Search code examples
rfor-loopsampling

Working with a random sample within a for loop


I wish to draw 1,000 random samples of size 50 from the dataset and show that E(xi^ui) = 0 holds for each simulated sample. My code is below, and I have been trying to debug for some time now, but I can't figure out what's wrong.

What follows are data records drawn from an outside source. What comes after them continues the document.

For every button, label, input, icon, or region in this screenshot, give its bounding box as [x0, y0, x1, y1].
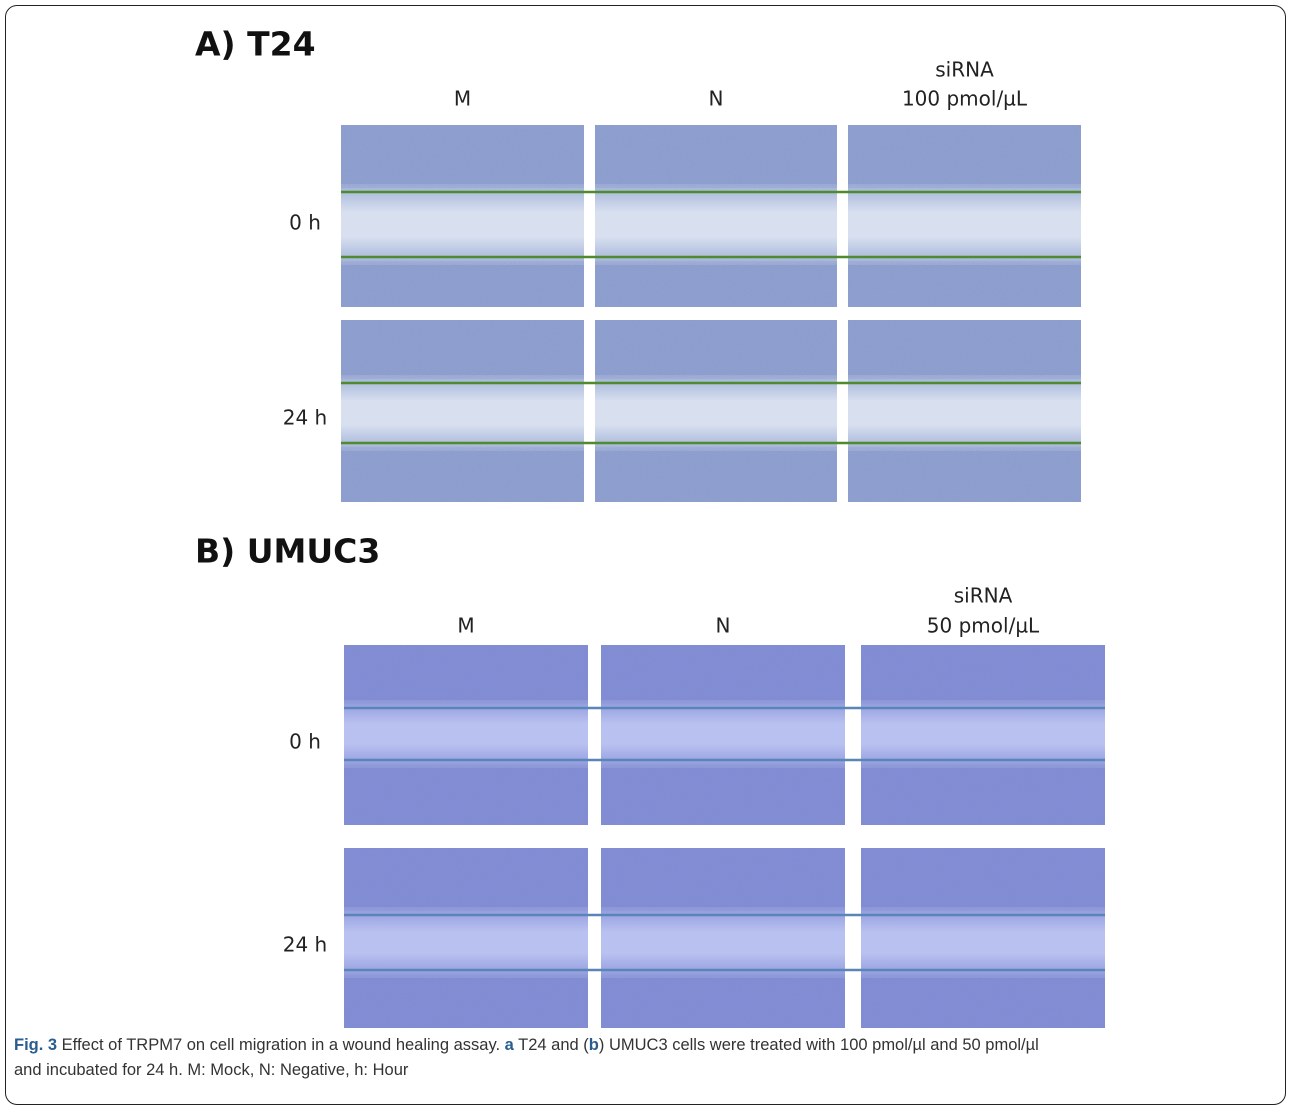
texture [601, 974, 845, 1028]
micrograph [848, 125, 1081, 307]
wound-gap [861, 907, 1105, 978]
wound-gap [601, 700, 845, 768]
micrograph [344, 645, 588, 825]
row-label: 24 h [283, 406, 327, 430]
panel-title: A) T24 [195, 25, 316, 64]
micrograph [341, 320, 584, 502]
caption: Fig. 3 Effect of TRPM7 on cell migration… [14, 1033, 1279, 1083]
texture [595, 125, 837, 188]
column-label: siRNA [935, 58, 994, 82]
texture [595, 447, 837, 502]
micrograph [595, 320, 837, 502]
caption-text: ) UMUC3 cells were treated with 100 pmol… [599, 1036, 1039, 1054]
texture [861, 974, 1105, 1028]
texture [848, 447, 1081, 502]
texture [344, 645, 588, 704]
caption-text: and incubated for 24 h. M: Mock, N: Nega… [14, 1061, 408, 1079]
wound-gap [848, 375, 1081, 451]
wound-gap [341, 184, 584, 265]
micrograph [341, 125, 584, 307]
texture [861, 848, 1105, 911]
row-label: 0 h [289, 211, 321, 235]
column-label: M [454, 87, 471, 111]
micrograph [861, 848, 1105, 1028]
column-label: 50 pmol/µL [927, 614, 1040, 638]
column-label: N [709, 87, 724, 111]
column-label: M [457, 614, 474, 638]
texture [341, 320, 584, 379]
micrograph [848, 320, 1081, 502]
column-label: N [716, 614, 731, 638]
row-label: 24 h [283, 933, 327, 957]
texture [601, 645, 845, 704]
wound-gap [861, 700, 1105, 768]
texture [341, 261, 584, 307]
wound-gap [344, 700, 588, 768]
texture [861, 645, 1105, 704]
texture [344, 974, 588, 1028]
wound-gap [595, 375, 837, 451]
row-label: 0 h [289, 730, 321, 754]
caption-ref: a [505, 1036, 514, 1054]
texture [341, 447, 584, 502]
caption-ref: b [589, 1036, 599, 1054]
figure: A) T24 M NsiRNA 100 pmol/µL 0 h 24 h B) UMUC3 M… [0, 0, 1293, 1098]
micrograph [595, 125, 837, 307]
wound-gap [595, 184, 837, 265]
texture [595, 320, 837, 379]
texture [601, 764, 845, 825]
texture [848, 125, 1081, 188]
texture [341, 125, 584, 188]
caption-label: Fig. 3 [14, 1036, 57, 1054]
texture [861, 764, 1105, 825]
texture [344, 848, 588, 911]
column-label: 100 pmol/µL [902, 87, 1028, 111]
micrograph [601, 848, 845, 1028]
wound-gap [601, 907, 845, 978]
wound-gap [341, 375, 584, 451]
caption-text: T24 and ( [514, 1036, 589, 1054]
texture [848, 261, 1081, 307]
page: {"panels":[ {"title":"A) T24","columns":… [0, 0, 1293, 1098]
micrograph [861, 645, 1105, 825]
micrograph [601, 645, 845, 825]
texture [595, 261, 837, 307]
texture [848, 320, 1081, 379]
texture [344, 764, 588, 825]
texture [601, 848, 845, 911]
micrograph [344, 848, 588, 1028]
wound-gap [344, 907, 588, 978]
wound-gap [848, 184, 1081, 265]
caption-text: Effect of TRPM7 on cell migration in a w… [57, 1036, 505, 1054]
panel-title: B) UMUC3 [195, 532, 380, 571]
column-label: siRNA [954, 584, 1013, 608]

The dataset is called 'dataset' and it has two columns: 'y' and 'x'. I want to regress y on x, get the residuals, and show that they are not correlated with x.

lm.fit <- NA
resid.lm.fit <- NA
correlation <- NA

for (i in 1:1000){
  samp1 <- sample(dataset, size=50, replace=T)
  lm.fit[i] <- lm(y ~ x, data=samp1)
  resid.lm.fit[i]<-resid(lm.fit[i])
  correlation[i] <- cor.test(resid.lm.fit[i],samp1$x)
}

The errors I am getting are:

Error in resid.lm.fit[i] <- resid(lm.fit[i]) : 
  replacement has length zero
In addition: Warning message:
In lm.fit[i] <- lm(y ~ x, data = samp1) :
  number of items to replace is not a multiple of replacement length

Solution

  • The problem is that you are trying to store a bunch of non-atomic objects in vectors. If you make lm.fit, resid.lm.fit, and correlation lists instead of vectors you will be okay:

    set.seed(123)
    dataset <- data.frame(
      x=1:250,
      y=3*(1:250)+rnorm(250,0,40))
    ##
    lm.fit <- list(NULL)
    resid.lm.fit <- list(NULL)
    correlation <- list(NULL)
    for (i in 1:1000){
      samp1 <- dataset[sample(1:nrow(dataset), size=50, replace=T),]
      lm.fit[[i]] <- lm(y ~ x, data=samp1)
      resid.lm.fit[[i]] <- resid(lm.fit[[i]])
      correlation[[i]] <- cor.test(resid.lm.fit[[i]],samp1$x)
    }
    

    Then you can check the results of individual cor.tests like this:

    > correlation[[1]]
    
        Pearson's product-moment correlation
    
    data:  resid.lm.fit[[i]] and samp1$x
    t = 0, df = 48, p-value = 1
    alternative hypothesis: true correlation is not equal to 0
    95 percent confidence interval:
     -0.2783477  0.2783477
    sample estimates:
             cor 
    2.991262e-17 
    

    Also, to sample from a data.frame use df[ sample(1:nrow(df),...), ], not sample(df,...).